Sabine Huynh/Une Idée de la poésie XV

Sabine Huynh par Anne Collongues

Sabine Huynh par Anne Collongues

Sabine Huynh nous dit que l’eau est lointaine et précieuse, qu’elle sait parler aux oiseaux ; elle nous dit encore la multiplicité des langues, l’immensité de Celle poétique. Elle écrit son autoportrait en regard du portait énigmatique de René Char. Je suis touché que le mystère que nous partageons soit celui d’une poésie à la source des Sorgues dont les eaux se scindent pour mieux irriguer notre pays commun, le langage.

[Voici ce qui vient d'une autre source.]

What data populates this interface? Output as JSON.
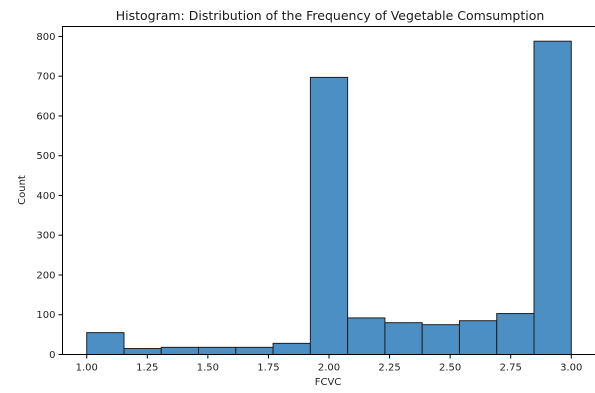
{
  "chart_data": {
    "type": "bar",
    "title": "Histogram: Distribution of the Frequency of Vegetable Comsumption",
    "xlabel": "FCVC",
    "ylabel": "Count",
    "bins": [
      {
        "start": 1.0,
        "end": 1.1538,
        "count": 55
      },
      {
        "start": 1.1538,
        "end": 1.3077,
        "count": 15
      },
      {
        "start": 1.3077,
        "end": 1.4615,
        "count": 18
      },
      {
        "start": 1.4615,
        "end": 1.6154,
        "count": 18
      },
      {
        "start": 1.6154,
        "end": 1.7692,
        "count": 18
      },
      {
        "start": 1.7692,
        "end": 1.9231,
        "count": 28
      },
      {
        "start": 1.9231,
        "end": 2.0769,
        "count": 697
      },
      {
        "start": 2.0769,
        "end": 2.2308,
        "count": 92
      },
      {
        "start": 2.2308,
        "end": 2.3846,
        "count": 80
      },
      {
        "start": 2.3846,
        "end": 2.5385,
        "count": 75
      },
      {
        "start": 2.5385,
        "end": 2.6923,
        "count": 85
      },
      {
        "start": 2.6923,
        "end": 2.8462,
        "count": 103
      },
      {
        "start": 2.8462,
        "end": 3.0,
        "count": 788
      }
    ],
    "xlim": [
      0.9,
      3.1
    ],
    "ylim": [
      0,
      825
    ],
    "xticks": [
      1.0,
      1.25,
      1.5,
      1.75,
      2.0,
      2.25,
      2.5,
      2.75,
      3.0
    ],
    "xtick_labels": [
      "1.00",
      "1.25",
      "1.50",
      "1.75",
      "2.00",
      "2.25",
      "2.50",
      "2.75",
      "3.00"
    ],
    "yticks": [
      0,
      100,
      200,
      300,
      400,
      500,
      600,
      700,
      800
    ],
    "ytick_labels": [
      "0",
      "100",
      "200",
      "300",
      "400",
      "500",
      "600",
      "700",
      "800"
    ],
    "bar_color": "#4c8fc5",
    "edge_color": "#1f1f1f",
    "grid": false,
    "legend": false
  }
}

Belle rencontre que celle des hasards.

Olivier Bastide

Autoportrait

D’après l’un de mes tableaux préférés, « Le poète Renaît Char éveille l’homme », portrait énigmatique de René Char réalisé par le peintre surréaliste Viktor Brauner, que j’ai copié sur une toile (à la gouache) et accroché au-dessus de mon bureau.

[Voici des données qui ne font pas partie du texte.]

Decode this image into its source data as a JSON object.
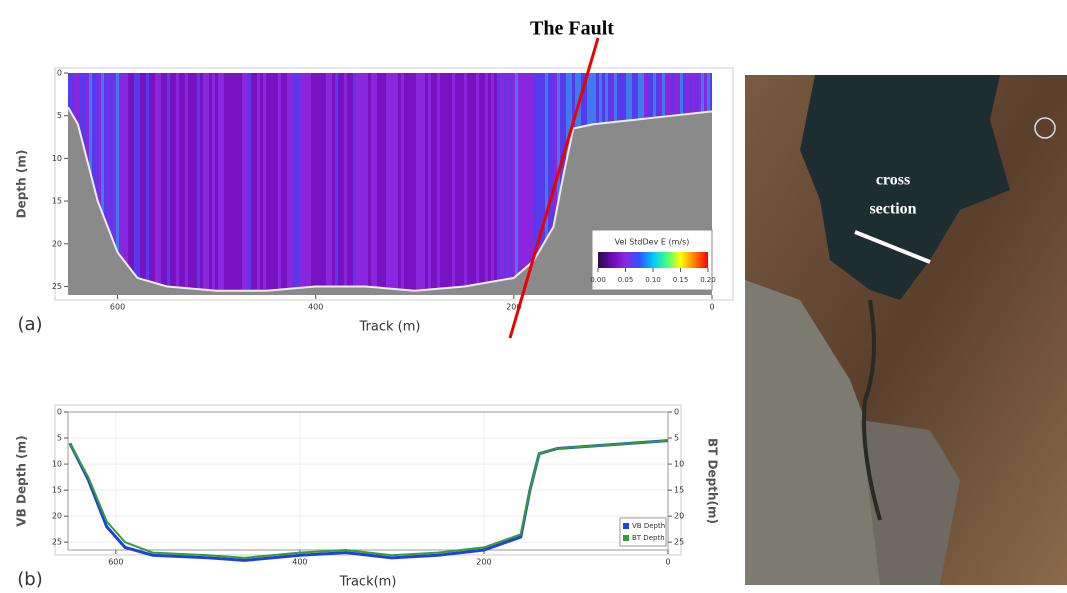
{
  "title": "The Fault",
  "chart_data": [
    {
      "type": "heatmap",
      "panel_label": "(a)",
      "xlabel": "Track (m)",
      "ylabel": "Depth (m)",
      "xlim": [
        650,
        0
      ],
      "xticks": [
        600,
        400,
        200,
        0
      ],
      "ylim": [
        0,
        26
      ],
      "yticks": [
        0,
        5,
        10,
        15,
        20,
        25
      ],
      "x": [
        650,
        640,
        620,
        600,
        580,
        550,
        500,
        450,
        400,
        350,
        300,
        250,
        200,
        180,
        160,
        150,
        140,
        120,
        80,
        40,
        0
      ],
      "values": [
        4,
        6,
        15,
        21,
        24,
        25,
        25.5,
        25.5,
        25,
        25,
        25.5,
        25,
        24,
        22,
        18,
        12,
        6.5,
        6,
        5.5,
        5,
        4.5
      ],
      "color": "#8a8a8a",
      "colorbar": {
        "title": "Vel StdDev E (m/s)",
        "lim": [
          0,
          0.2
        ],
        "ticks": [
          {
            "value": 0,
            "label": "0.00"
          },
          {
            "value": 0.05,
            "label": "0.05"
          },
          {
            "value": 0.1,
            "label": "0.10"
          },
          {
            "value": 0.15,
            "label": "0.15"
          },
          {
            "value": 0.2,
            "label": "0.20"
          }
        ],
        "colors": [
          "#2a0a50",
          "#6a0ab0",
          "#8a2be2",
          "#3050ff",
          "#00c8ff",
          "#40ff80",
          "#ffff00",
          "#ff8000",
          "#ff0000"
        ]
      }
    },
    {
      "type": "line",
      "panel_label": "(b)",
      "xlabel": "Track(m)",
      "ylabel": "VB Depth (m)",
      "y2label": "BT Depth(m)",
      "xlim": [
        652,
        0
      ],
      "xticks": [
        600,
        400,
        200,
        0
      ],
      "ylim": [
        0,
        26.5
      ],
      "yticks": [
        0,
        5,
        10,
        15,
        20,
        25
      ],
      "y2lim": [
        0,
        26.5
      ],
      "y2ticks": [
        0,
        5,
        10,
        15,
        20,
        25
      ],
      "grid": true,
      "legend": "lower right",
      "x": [
        650,
        630,
        610,
        590,
        560,
        500,
        460,
        400,
        350,
        300,
        250,
        200,
        160,
        150,
        140,
        120,
        80,
        40,
        0
      ],
      "series": [
        {
          "name": "VB Depth",
          "color": "#2040e0",
          "values": [
            6,
            13,
            22,
            26,
            27.5,
            28,
            28.5,
            27.5,
            27,
            28,
            27.5,
            26.5,
            24,
            15,
            8,
            7,
            6.5,
            6,
            5.5
          ]
        },
        {
          "name": "BT Depth",
          "color": "#30a030",
          "axis": "y2",
          "values": [
            6,
            12.5,
            21,
            25,
            27,
            27.5,
            28,
            27,
            26.5,
            27.5,
            27,
            26,
            23.5,
            15,
            8,
            7,
            6.5,
            6,
            5.5
          ]
        }
      ]
    }
  ],
  "map": {
    "label": [
      "cross",
      "section"
    ]
  }
}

Viktor Brauner-Le poète René Char éveille l'homme (1950)

Viktor Brauner-Le poète Renaît Char éveille l’homme (1950)

 

L’œil gauche au plafond

les lèvres de silence mauves

la quête du menton

j’ai soif

je n’ose bouger

les attributs me clouent

dans l’espace

l’eau est lointaine et précieuse

en équilibre

j’entends déjà le fracas

l’inévitable

je sens

les serres d’hybridité

plantées dans ma gorge

m’étrangler jusqu’au cri

jusqu’à la vie

dans le soleil et le vent

me dépasse et me masque

tout ce qui m’a traversée

je ne me reconnais pas

dans l’ésotérisme

je sais parler aux oiseaux

je n’ai d’ailes

que cette langue trop grande

dans laquelle je flotte

éperdument.

 

 

Mon idée de la poésie…

La poésie, une langue, des langues… cette langue autre… à qui l’enfant muette que j’ai été doit sa voix intérieure, puis extérieure. Elle est donc dialogue, elle permet celui-ci, accroissant l’univers, et peut mener, dans le meilleur des cas, à une forme d’entendement possible. J’y ai trouvé ma demeure. Elle me protège aussi dehors.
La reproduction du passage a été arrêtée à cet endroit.